Methods 1 and 2 are equivalent if the segment are massless, and therefore ankle joint position is not relevant in this case even if method 1 is used! (If you find a flaw I will be most interesed to hear it!)

Good luck with your calculations! - Håkan

On 17.Sept. Jack Crosbie sent a list of "observed deviation - possible causes" couples. In some of them I couldn't find the logical link, maybe the list can help me.

Thanks, Gabor

Perhaps I might respond, since I was responsible for the original posting. There are three aspects to a potential source of a problem; one could be termed the consequence of a limitation in a structure the second the attempt to minimise the consequence of a limitation. The third is the "no need" scenario, in which the overall gait pattern obviates the requirement in some way. Thus the apparent paradox of a weakness (or "inability to develop adequate tension") in the hip abductors can lead to an increased lateral pelvic shift, due to the loss of lateral control, or may be anticipated by the patient, leading to a deliberate avoidance of the distorted pattern. Of course, the avoidance strategy may in itself lead to a distortion, as in this case. Decreased peak lateral displacement might also be associated with a gait pattern which has such short steps on the unaffected side that little lateral weight displacement is needed, the third option (although mot very likely).

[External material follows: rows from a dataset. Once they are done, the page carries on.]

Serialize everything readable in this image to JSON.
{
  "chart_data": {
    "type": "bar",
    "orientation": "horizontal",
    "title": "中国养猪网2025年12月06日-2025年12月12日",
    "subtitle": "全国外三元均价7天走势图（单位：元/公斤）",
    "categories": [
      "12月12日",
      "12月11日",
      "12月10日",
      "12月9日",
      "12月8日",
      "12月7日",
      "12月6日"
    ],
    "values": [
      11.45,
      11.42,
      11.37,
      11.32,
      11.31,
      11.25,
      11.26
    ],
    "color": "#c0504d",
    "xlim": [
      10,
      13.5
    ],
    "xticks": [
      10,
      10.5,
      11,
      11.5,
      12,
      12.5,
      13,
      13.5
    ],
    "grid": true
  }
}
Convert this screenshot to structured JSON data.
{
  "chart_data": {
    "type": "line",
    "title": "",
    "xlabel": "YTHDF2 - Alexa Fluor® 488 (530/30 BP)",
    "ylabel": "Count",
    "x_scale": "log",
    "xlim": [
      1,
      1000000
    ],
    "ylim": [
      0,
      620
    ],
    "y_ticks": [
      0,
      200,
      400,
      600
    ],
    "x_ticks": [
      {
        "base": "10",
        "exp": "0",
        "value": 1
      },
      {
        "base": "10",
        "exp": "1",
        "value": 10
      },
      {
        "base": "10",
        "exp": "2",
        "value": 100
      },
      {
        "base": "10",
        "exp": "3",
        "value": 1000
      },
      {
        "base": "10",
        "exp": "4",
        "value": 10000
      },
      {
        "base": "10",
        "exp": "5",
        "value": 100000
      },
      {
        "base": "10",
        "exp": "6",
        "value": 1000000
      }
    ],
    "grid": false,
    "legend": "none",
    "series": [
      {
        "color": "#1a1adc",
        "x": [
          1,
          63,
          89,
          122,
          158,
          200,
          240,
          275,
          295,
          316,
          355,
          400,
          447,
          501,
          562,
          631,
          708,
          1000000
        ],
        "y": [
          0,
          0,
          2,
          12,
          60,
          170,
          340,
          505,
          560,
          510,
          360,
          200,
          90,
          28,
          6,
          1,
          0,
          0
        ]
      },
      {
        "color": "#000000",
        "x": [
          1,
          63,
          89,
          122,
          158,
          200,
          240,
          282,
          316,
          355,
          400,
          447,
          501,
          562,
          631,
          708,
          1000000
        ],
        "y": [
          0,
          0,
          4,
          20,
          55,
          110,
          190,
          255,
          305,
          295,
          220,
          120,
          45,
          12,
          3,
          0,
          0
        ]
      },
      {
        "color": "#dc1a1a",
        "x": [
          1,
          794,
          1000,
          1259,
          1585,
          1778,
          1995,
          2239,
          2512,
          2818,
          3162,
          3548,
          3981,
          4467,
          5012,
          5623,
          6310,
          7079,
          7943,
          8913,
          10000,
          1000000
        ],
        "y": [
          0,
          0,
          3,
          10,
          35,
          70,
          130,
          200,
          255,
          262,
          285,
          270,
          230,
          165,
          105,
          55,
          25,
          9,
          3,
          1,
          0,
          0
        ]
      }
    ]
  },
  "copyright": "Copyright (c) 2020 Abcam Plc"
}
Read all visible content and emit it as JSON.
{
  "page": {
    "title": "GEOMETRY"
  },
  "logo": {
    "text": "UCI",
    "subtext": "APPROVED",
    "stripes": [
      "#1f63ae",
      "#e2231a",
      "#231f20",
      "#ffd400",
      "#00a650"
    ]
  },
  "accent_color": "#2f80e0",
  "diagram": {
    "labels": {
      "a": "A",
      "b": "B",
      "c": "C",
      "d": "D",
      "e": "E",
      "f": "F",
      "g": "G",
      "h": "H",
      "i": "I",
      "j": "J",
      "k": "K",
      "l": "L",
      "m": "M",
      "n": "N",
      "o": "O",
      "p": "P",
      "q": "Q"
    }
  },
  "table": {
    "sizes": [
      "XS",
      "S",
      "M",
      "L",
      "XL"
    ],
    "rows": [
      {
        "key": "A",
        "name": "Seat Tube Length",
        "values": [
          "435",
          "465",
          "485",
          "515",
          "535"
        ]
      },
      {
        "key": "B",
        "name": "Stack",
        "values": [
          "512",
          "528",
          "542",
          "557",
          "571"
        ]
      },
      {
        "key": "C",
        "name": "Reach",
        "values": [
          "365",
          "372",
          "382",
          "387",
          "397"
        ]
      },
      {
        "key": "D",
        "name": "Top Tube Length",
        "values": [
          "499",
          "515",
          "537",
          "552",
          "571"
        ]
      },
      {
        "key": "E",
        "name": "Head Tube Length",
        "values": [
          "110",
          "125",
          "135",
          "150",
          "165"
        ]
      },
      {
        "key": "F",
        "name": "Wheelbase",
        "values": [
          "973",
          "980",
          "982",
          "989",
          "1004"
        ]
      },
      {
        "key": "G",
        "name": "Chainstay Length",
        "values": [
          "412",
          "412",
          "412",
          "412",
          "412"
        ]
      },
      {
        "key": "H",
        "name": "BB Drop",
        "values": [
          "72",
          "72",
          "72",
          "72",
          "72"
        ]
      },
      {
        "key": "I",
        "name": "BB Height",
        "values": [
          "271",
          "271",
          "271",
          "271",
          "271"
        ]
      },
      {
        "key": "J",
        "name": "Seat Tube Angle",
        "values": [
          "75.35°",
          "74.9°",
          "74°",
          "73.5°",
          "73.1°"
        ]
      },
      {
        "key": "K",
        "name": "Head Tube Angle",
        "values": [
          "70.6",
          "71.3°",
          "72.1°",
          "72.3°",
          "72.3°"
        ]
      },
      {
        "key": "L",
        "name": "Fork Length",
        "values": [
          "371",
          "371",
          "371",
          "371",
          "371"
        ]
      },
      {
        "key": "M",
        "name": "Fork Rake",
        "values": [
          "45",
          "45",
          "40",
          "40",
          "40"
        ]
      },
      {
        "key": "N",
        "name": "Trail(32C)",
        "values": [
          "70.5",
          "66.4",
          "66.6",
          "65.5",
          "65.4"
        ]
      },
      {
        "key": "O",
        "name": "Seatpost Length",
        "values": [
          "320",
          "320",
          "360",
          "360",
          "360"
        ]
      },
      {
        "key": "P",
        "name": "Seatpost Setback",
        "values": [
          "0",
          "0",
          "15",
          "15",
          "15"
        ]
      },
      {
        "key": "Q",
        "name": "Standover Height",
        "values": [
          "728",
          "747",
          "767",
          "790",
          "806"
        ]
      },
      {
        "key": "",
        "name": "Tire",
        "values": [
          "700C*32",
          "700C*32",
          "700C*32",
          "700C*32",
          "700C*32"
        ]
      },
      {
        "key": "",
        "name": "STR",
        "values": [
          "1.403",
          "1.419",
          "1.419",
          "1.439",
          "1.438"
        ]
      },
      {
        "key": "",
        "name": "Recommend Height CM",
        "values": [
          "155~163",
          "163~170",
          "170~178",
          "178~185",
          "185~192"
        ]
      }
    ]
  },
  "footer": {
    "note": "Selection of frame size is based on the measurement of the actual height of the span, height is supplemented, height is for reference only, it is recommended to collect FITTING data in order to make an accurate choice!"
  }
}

Taking the last cause first, if the hip is not extended, there will be a reduced requirement for the knee to flex to clear the ground during swing (this is equally true in healthy subjects - the "no need" scenario). The plantarflexors may have quite a profound effect on all aspects of the lower limb movement. Inability to dorsiflex the ankle during the late stance (whether caused by adaptive shortening or "spasticity") prevents the leg from moving forward over the foot. If knee flexion is not initiated in late stance, then the only way to attain normal peak knee flexion during early swing will be the production of very large knee flexor muscle moments in early swing. Possible, but not perhaps very likely.

I hope this may be of some help. It is my interpretation and I would welcome other comments.